Dünyanın gözü bugün Rusya'nın başkenti Moskova'da Başkan Erdoğan ile Vladimir Putin arasındaki kritik İdlib zirvesinde olacak.
Aslında iki liderin görüşmesinde en sıcak başlık sadece İdlib değil. Zirvede Suriye'nin geleceğini etkileyecek bazı önemli kararların da alınması bekleniyor.
Dolayısıyla Kremlin'deki zirvenin İdlib'de kalıcı bir ateşkesten daha önemli ve daha kapsamlı sonuçlara yol açması kaçınılmaz görünüyor.
Böyle bir adım ise ister istemez Şam rejiminin kaderi üzerinde hayati bir rol oynayacaktır. İki liderin uzlaşması her açıdan Beşar Esad'ın terör rejimi için sonun başlangıcı anlamına gelecektir.
Zira Rusya ve Türkiye'nin Suriye'ye dair 'grand stratejisi' büyük oranda örtüşüyor. Bu bağlamda iki ülke ilişkilerinin zarar görmemesi için alınacak ortak önlemler paketi, İdlib'i de aşan bölgesel jeo-politik dalgalara yol açabilir.
Putin'in 'kimseyle savaşmaya niyetimiz yok' diyerek İdlib'de uzlaşma sinyali vermesi aslında Rusya'nın Türkiye ile Suriye'ye dair projeksiyonlarda yeni bir aşamaya geçileceğinin de işaretiydi.

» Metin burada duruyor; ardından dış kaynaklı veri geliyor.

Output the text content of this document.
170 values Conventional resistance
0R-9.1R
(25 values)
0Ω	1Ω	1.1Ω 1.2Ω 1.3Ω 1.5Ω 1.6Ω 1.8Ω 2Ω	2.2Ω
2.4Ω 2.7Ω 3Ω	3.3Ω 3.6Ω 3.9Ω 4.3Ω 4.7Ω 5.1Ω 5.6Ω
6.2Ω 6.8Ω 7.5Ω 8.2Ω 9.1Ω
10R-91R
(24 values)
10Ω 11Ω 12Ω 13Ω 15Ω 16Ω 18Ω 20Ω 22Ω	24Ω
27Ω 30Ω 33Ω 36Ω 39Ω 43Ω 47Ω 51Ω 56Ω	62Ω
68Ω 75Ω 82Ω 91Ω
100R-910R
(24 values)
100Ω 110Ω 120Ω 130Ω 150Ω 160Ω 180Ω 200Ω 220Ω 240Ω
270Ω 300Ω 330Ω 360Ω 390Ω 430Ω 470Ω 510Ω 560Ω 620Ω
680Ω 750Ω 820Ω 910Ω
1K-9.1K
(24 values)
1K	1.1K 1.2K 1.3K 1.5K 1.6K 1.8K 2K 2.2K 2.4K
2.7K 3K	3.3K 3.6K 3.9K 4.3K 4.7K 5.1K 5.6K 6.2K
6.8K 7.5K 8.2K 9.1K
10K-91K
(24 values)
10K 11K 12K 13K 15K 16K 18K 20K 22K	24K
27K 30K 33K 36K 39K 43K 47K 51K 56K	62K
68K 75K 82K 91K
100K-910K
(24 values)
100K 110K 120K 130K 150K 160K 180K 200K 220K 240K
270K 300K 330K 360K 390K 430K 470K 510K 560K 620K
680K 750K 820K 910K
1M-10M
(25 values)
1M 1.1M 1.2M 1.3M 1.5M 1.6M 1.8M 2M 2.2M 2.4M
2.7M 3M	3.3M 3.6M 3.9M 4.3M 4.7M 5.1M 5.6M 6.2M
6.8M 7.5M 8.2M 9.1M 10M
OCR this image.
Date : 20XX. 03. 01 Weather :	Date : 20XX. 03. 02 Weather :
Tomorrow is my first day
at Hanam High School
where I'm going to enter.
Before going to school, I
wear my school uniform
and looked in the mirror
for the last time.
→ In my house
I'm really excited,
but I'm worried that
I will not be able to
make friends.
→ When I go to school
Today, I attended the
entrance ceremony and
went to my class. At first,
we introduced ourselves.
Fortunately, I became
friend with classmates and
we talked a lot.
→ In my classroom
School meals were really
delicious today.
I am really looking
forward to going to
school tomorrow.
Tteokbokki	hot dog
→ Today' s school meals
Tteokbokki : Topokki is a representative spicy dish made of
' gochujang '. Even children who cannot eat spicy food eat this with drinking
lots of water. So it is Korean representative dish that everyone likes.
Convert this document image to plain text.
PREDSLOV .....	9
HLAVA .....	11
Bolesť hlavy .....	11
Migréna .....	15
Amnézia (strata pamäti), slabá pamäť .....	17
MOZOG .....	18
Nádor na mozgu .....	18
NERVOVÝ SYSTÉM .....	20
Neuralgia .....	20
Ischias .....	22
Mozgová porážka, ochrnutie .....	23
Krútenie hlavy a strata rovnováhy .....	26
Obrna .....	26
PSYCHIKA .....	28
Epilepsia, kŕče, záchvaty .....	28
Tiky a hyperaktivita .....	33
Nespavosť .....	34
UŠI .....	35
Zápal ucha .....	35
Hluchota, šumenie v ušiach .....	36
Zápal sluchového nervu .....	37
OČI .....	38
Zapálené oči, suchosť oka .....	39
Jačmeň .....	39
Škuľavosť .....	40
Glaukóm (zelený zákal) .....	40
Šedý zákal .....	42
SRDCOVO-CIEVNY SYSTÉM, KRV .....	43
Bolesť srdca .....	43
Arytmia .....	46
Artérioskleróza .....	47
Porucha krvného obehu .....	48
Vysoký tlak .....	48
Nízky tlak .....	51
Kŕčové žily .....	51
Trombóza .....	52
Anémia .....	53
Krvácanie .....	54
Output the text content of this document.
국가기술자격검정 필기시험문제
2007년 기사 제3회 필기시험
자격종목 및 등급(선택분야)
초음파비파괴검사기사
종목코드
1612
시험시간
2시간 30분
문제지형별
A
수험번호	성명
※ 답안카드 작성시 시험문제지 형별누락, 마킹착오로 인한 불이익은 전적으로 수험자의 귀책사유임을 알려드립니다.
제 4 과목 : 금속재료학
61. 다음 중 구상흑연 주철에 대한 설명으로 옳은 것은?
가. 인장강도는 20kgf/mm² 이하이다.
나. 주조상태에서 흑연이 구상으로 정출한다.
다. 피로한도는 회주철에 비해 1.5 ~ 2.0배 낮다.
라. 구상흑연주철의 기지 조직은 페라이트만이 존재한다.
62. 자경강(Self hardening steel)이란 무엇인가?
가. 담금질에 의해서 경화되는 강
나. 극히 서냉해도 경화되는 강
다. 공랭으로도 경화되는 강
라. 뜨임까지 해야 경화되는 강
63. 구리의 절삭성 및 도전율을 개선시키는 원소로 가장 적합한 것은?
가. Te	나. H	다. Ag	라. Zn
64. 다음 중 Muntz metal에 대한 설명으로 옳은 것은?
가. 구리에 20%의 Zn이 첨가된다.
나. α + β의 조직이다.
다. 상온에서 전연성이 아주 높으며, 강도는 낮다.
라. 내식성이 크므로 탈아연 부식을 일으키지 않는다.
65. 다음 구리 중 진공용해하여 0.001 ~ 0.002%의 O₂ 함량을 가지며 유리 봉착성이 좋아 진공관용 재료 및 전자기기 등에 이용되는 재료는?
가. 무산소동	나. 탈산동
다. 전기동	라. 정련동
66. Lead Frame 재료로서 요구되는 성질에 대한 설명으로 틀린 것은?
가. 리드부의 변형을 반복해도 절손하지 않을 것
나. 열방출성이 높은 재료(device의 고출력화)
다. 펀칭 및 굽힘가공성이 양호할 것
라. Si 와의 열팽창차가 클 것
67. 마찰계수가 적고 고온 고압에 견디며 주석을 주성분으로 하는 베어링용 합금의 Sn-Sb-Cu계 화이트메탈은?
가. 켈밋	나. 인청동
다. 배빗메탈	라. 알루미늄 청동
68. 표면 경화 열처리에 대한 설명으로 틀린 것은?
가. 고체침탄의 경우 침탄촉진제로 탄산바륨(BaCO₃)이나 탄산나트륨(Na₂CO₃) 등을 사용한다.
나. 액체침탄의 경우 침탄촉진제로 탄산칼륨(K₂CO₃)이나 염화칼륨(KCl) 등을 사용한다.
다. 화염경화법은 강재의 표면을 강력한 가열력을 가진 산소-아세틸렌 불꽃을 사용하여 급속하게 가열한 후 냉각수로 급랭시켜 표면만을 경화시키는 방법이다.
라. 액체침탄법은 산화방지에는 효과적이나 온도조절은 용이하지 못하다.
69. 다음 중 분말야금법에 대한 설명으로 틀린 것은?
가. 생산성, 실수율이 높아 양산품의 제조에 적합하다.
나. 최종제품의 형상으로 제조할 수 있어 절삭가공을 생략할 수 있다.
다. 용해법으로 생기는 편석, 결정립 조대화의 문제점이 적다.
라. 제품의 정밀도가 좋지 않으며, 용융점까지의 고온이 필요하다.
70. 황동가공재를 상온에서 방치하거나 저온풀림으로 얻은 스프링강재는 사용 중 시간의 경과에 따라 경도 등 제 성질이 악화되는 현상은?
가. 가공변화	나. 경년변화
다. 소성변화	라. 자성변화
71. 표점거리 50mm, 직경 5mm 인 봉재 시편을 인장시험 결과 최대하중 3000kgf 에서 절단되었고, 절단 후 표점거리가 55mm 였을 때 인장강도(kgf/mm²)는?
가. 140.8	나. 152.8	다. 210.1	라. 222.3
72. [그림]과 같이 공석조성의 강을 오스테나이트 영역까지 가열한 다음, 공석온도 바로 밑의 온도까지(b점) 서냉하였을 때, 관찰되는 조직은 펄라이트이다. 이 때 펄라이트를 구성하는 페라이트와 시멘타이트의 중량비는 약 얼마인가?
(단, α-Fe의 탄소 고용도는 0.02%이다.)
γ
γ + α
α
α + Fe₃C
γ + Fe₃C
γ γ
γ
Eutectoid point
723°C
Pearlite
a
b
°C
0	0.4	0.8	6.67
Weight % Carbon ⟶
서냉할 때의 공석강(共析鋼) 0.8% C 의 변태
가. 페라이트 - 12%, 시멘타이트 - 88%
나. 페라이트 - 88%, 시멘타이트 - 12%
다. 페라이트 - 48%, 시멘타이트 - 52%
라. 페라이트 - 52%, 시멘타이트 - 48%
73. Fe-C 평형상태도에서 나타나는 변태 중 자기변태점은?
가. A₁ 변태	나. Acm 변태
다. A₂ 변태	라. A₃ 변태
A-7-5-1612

Soçi Mutabakatı'nın yeniden hayata geçirilmesiyle birlikte İdlib'in kontrolü, gözlem noktalarının güvenliği, M4 ve M5 karayolunun rejimin denetiminden alınması yanında Suriye'deki diğer başlıkların da revize edilmesini zorunlu hale getiriyor.
***
Unutmayalım ki İdlib'e yönelik Bahar Kalkanı Harekâtı'nda SİHA ordusunun havada gösterdiği performans Suriye'deki güç haritasını lehimize değiştirdi. Bu sayede Rusya'nın rejime sağladığı hava savunmasını deldik.***
Bu yüzden İdlib'de taleplerimizin kabul edilmemesi Suriye sathına yayılan bir savaşa neden olabilirdi ve bunun en büyük faturasını da Ruslar öderdi.